Les ponts du mois de mai n’arrêtent pas les livraisons d’avions chez Transavia, bien au contraire. Trois Boeing 737-800 ont été réceptionnés par la filiale low-cost du groupe Air France-KLM en l’espace de trois jours, les 4, 5 et 6 mai. Deux d’entre eux sont destinés à soutenir le fort développement de l’entité française, qui vient ainsi d’intégrer ses 17ème et 18ème appareils.
Sept monocouloirs doivent venir étoffer la flotte de la compagnie cette année, six sont neufs (deux acquis en leasing auprès d’Air Lease et quatre auprès d’ICBC) et un de seconde main (loué à la société japonaise Itochu et auparavant en service chez Meridiana). Celui-ci intègrera la flotte la semaine prochaine.
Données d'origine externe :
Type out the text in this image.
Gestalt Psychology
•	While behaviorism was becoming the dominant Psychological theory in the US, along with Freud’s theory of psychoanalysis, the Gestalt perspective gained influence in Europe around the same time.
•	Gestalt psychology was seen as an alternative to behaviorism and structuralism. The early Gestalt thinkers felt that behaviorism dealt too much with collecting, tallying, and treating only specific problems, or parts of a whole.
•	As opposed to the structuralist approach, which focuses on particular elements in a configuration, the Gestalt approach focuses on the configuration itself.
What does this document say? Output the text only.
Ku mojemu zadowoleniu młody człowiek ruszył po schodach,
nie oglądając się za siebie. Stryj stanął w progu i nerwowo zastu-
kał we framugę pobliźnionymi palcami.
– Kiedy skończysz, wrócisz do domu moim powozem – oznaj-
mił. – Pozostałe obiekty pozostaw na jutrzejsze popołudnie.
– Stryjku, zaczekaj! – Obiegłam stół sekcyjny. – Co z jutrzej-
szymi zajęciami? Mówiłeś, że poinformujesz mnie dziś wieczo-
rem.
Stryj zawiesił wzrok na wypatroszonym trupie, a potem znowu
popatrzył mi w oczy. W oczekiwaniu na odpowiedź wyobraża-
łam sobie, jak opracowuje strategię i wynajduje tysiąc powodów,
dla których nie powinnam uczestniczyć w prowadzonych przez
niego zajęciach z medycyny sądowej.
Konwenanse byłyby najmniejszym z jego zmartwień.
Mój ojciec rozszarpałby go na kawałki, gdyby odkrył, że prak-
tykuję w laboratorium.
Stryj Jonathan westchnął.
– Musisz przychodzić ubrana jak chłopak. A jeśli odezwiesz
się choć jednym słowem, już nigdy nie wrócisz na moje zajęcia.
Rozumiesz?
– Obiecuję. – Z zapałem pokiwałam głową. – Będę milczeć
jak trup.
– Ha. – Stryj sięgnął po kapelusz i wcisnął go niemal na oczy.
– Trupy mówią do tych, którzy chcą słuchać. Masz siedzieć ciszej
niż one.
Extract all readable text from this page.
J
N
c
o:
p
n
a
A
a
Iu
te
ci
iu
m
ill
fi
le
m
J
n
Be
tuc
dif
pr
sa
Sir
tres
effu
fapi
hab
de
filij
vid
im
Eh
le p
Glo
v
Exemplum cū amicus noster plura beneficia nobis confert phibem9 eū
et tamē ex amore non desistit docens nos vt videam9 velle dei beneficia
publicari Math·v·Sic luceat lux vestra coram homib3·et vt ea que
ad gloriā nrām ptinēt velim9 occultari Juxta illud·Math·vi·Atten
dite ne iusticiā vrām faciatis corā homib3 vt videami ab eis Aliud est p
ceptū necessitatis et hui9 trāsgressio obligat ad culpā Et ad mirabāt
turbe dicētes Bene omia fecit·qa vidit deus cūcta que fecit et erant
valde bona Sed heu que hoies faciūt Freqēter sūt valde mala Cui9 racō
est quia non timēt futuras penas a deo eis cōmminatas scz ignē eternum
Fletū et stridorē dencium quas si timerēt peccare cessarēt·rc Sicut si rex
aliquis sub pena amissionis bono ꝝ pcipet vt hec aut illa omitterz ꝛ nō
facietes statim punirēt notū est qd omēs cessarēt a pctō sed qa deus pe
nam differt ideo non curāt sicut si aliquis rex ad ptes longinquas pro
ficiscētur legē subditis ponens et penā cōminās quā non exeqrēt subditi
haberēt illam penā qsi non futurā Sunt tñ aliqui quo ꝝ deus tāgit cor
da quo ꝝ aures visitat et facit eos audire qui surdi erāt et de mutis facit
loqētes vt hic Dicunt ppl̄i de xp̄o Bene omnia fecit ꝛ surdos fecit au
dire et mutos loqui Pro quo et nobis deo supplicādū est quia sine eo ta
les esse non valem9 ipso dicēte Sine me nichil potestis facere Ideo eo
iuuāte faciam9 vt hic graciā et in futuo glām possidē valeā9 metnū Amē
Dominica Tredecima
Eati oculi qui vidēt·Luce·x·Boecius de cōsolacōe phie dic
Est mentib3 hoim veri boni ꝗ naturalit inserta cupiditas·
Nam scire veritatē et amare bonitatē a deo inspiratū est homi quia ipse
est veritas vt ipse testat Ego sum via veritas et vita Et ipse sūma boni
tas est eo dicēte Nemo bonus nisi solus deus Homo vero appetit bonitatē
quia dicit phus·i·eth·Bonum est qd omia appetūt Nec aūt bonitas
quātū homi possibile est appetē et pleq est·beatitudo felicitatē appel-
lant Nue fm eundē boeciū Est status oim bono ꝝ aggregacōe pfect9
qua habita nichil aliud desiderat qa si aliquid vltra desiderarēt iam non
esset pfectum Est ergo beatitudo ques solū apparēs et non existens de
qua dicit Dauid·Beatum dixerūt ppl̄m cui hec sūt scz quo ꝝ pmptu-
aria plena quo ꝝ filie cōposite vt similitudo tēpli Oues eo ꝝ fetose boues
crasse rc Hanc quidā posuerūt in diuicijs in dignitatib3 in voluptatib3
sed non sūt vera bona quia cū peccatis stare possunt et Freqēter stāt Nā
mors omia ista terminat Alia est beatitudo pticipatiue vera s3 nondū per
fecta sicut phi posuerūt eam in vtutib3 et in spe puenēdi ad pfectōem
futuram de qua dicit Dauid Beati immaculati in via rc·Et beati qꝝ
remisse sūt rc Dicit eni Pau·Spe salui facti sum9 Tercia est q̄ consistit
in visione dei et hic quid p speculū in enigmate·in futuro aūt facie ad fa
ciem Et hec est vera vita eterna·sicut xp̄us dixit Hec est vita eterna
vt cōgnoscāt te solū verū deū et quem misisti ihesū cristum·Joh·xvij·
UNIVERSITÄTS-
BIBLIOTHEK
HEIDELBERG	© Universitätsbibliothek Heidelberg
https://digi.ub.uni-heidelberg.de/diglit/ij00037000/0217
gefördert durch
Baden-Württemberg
Les deux derniers seront reçus fin juin et début juillet.
Une croissance de 30% cette année et une commande pour assurer la suite
Ces nouveaux appareils permettront à Transavia France de faire croître son offre de 30% par rapport à l’été dernier, par le lancement de nouvelles lignes et des augmentations de fréquence.

Antoine Pussiau, PDG de Transavia France, Erik Nelson, vice-président de Boeing, responsable du centre de livraison du 737 et Mark Jiang, managing director de la branche leasing d’ICBC. Photo © Le Journal de l’Aviation – tous droits réservés
La mission de la compagnie aujourd’hui est en effet « d’atteindre une taille crédible », résume Antoine Pussiau. « Transavia Pays-Bas a déjà cette taille crédible, avec une flotte importante sur un marché plus petit que la France. La taille crédible en France, ce sera quand nous aurons une quarantaine d’avions, soit à l’horizon 2020. L’objectif est qu’à cette date, nous soyons également la low-cost n°1 à Paris, en comptant Orly, CDG et Beauvais. Quand à la taille crédible en Europe, la question n’est pas tranchée. Pour cela, il faut se développer dans d’autres pays et relier les différentes bases. Mais le projet est abandonné. »
Pour soutenir sa filiale, Air France-KLM a passé une commande pour dix-sept 737-800 (et trois options), destinés aussi bien à Transavia France qu’à Transavia Pays-Bas (la répartition précise n’a pas encore été définie). Pourquoi le choix d’une commande directe alors que toute la flotte est actuellement louée ? « Parce que c’est moins cher. Et quand on a une taille suffisante, on ne peut pas totalement dépendre des sociétés de leasing » explique le président de Transavia France.
Les livraisons doivent débuter en janvier 2016 et se poursuivront jusqu’en 2018. Elles permettront à Transavia France d’introduire cinq nouveaux appareils dans sa flotte en 2016 (deux en location chez Air Lease et trois de la commande directe) et autant en 2017 (tous issus de la commande auprès de Boeing).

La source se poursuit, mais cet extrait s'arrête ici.